Cette pensée mit Kim de mauvaise humeur. Il n’y en avait vraiment pas un pour rattraper l’autre. Et maintenant c’était elle qui devait se coltiner le sauvetage du monde pendant que Toowaïyeff restait bien tranquillement à l’abri derrière son bouclier magique ! Ah, si elle pouvait le briser, elle le ferait !

Kim se rendit compte tout à coup que cela faisait depuis quelques minutes qu’elle était debout dans la pièce à fixer le vide et à ressasser des pensées réjouissantes. Il n’y avait plus rien à prendre ici, plus rien d’utile à sa quête qu’elle eut pu dérober à ses parents. Ses parents…Kim se disait souvent qu’elle ne savait pas où sa vie avait pris un mauvais tournant. Comment elle avait fait pour en arriver là aujourd’hui. Elle se demandait si ses parents se posaient la même question. Parlaient-ils d’elle le soir, lorsqu’elle était couchée, se demandant comment ils avaient pu raté l’éducation de leur fille unique ? Car c’était de ça qu’il s’agissait.

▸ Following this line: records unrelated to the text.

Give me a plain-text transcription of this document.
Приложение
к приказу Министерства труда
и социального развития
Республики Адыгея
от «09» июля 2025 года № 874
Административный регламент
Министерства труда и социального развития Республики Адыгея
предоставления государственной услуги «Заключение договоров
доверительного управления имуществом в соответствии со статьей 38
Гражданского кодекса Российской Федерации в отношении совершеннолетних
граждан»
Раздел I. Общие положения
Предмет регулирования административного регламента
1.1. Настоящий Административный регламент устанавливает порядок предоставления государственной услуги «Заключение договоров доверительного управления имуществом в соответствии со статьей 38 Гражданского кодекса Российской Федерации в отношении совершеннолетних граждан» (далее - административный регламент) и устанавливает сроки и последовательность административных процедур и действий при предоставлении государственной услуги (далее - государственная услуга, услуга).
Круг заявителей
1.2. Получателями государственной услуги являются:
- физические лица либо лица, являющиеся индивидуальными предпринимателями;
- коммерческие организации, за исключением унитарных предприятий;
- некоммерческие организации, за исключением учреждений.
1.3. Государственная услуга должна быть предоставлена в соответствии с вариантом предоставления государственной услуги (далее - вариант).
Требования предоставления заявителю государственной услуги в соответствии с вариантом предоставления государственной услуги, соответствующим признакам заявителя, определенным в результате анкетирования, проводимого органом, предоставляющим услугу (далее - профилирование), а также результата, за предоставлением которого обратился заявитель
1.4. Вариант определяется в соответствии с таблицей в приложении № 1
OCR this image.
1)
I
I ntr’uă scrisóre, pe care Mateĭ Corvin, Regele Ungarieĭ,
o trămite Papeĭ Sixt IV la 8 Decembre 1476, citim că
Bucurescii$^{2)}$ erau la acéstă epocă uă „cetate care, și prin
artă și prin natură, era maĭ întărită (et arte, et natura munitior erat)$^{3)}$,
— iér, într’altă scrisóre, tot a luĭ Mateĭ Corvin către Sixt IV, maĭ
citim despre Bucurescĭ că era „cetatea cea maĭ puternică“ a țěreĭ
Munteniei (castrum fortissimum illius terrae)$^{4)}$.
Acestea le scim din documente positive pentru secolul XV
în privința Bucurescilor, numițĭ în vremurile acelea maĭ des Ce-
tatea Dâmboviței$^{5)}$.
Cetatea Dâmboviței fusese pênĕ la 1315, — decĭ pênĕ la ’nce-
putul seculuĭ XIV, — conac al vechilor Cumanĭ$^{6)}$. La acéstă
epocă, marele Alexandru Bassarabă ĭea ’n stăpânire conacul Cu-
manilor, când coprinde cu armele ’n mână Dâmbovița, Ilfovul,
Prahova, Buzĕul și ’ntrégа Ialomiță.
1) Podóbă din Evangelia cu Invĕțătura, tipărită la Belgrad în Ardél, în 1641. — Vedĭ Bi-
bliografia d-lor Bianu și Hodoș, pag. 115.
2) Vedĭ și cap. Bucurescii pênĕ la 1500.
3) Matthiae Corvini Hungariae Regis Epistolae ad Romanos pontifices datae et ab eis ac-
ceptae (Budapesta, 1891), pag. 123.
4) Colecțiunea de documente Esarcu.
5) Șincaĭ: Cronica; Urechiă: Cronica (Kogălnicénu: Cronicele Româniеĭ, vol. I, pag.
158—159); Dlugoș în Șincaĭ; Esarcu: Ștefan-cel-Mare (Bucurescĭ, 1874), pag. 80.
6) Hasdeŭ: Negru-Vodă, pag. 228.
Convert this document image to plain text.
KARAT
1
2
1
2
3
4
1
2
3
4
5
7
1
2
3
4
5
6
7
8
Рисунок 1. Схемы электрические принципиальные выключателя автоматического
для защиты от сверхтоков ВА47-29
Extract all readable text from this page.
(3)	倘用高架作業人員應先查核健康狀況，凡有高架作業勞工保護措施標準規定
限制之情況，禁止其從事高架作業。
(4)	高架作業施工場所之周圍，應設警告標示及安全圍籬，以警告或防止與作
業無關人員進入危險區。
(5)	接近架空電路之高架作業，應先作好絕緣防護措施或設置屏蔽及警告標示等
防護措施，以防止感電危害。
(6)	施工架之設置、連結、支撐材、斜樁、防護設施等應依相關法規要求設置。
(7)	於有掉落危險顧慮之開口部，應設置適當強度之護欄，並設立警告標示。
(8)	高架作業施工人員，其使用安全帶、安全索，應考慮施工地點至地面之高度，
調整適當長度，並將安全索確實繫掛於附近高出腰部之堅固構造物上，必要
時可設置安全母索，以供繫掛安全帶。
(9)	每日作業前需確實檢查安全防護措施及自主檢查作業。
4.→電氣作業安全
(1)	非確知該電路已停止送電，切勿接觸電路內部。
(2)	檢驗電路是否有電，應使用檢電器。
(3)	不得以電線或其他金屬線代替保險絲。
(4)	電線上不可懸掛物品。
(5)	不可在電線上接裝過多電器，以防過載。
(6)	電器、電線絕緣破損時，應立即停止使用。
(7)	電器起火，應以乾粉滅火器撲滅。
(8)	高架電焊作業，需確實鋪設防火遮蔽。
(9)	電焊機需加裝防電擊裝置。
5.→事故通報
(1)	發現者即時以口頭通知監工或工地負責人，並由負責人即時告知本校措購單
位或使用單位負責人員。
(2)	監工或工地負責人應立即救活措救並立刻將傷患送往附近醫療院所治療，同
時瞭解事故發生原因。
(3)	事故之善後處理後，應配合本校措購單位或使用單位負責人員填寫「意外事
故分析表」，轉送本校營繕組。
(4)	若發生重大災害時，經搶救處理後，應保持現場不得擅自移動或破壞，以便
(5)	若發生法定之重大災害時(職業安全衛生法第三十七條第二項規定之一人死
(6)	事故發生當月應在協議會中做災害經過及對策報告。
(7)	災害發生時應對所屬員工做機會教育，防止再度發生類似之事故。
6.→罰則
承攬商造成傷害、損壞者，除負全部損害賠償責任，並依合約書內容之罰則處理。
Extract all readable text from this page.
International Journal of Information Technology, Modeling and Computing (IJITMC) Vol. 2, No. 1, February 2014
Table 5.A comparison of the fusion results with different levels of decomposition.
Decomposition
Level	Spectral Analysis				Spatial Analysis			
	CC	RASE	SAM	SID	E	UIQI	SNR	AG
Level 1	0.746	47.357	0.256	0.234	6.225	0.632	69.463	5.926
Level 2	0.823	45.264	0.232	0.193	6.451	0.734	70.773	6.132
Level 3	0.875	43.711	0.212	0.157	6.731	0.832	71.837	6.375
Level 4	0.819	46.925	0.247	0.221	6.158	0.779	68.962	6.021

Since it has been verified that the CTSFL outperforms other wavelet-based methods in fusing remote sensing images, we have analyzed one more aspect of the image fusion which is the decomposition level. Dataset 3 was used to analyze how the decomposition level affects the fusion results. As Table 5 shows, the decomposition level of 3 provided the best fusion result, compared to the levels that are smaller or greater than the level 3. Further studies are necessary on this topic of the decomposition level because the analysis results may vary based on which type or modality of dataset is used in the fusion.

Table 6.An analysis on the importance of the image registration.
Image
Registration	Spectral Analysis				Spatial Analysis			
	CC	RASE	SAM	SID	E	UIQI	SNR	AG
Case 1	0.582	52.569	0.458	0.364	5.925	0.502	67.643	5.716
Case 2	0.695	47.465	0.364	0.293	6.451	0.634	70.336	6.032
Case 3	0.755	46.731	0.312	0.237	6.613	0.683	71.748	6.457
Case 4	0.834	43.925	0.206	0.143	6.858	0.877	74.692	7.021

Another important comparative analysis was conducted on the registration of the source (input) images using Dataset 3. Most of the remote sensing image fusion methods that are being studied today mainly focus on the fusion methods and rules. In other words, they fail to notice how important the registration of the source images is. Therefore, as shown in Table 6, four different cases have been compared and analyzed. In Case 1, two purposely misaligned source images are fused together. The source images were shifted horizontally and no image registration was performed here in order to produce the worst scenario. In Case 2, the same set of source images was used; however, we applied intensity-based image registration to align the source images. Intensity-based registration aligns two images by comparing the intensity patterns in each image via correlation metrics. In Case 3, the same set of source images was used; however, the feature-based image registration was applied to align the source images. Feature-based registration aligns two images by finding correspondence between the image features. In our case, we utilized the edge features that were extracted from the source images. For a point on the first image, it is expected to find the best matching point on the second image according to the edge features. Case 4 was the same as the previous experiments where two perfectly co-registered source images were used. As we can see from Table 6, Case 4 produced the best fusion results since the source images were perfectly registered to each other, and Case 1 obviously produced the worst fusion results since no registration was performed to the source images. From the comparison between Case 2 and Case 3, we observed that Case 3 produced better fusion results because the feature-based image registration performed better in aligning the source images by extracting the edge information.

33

Ils avaient honte d’eux-mêmes, pour avoir créé ce qu’elle était. Et Kim avait honte de leur faire honte. Quelle ironie ! Une fois de plus, une preuve que les humains ne pouvaient être parfaits comme l’exigeait Toowaïyeff. Car au royaume de la paix et de l’amour, Kim n’aimait pas ses parents, et ils ne l’aimaient plus en retour. Une famille brisée, parmi des centaines, tout ça à cause de quoi ? Du simple fait que Kim n’avait jamais été comme ses parents auraient souhaité qu’elle soit. Jamais elle ne prendrait la suite de leur métier. Jamais elle ne fondrait une famille avec un idiot niais de ce royaume, aveugle à la nature humaine. C’était décidé ainsi depuis sa naissance. Depuis sa conception même. Kim l’avait toujours senti, et la prophétie ne faisait que le confirmer. Elle ne serait jamais comme eux. Et ça tombait bien, puisque c’était exactement ce qu’elle ne souhaitait pas. Finalement c’était un service qu’elle leur rendait en partant de cet enfer. Elle était débarrassée de cette oppression constante de ne pas être parfaite et ils n’auraient plus à la trimballer comme un fardeau, l’échec de leur vie.

 

Sur cette conclusion, Kim fit une dernière fois le tour de la maison, afin de vérifier qu’elle n’avait plus besoin de rien. Elle venait de se libérer d’un poids mentalement, mais s’était aussi chargée de biens matériels dont elle estimait avoir plus besoin qu’eux. Après tout, elle allait sauver le monde.

 

Dommage, se dit-elle, je me demande s’ils m’en voudront ou pas étant donné qu’on n’a pas le droit d’être avare.

 

Sur ce, Kim récupéra son sac et, sans un regard en arrière, claqua la porte sur son passé.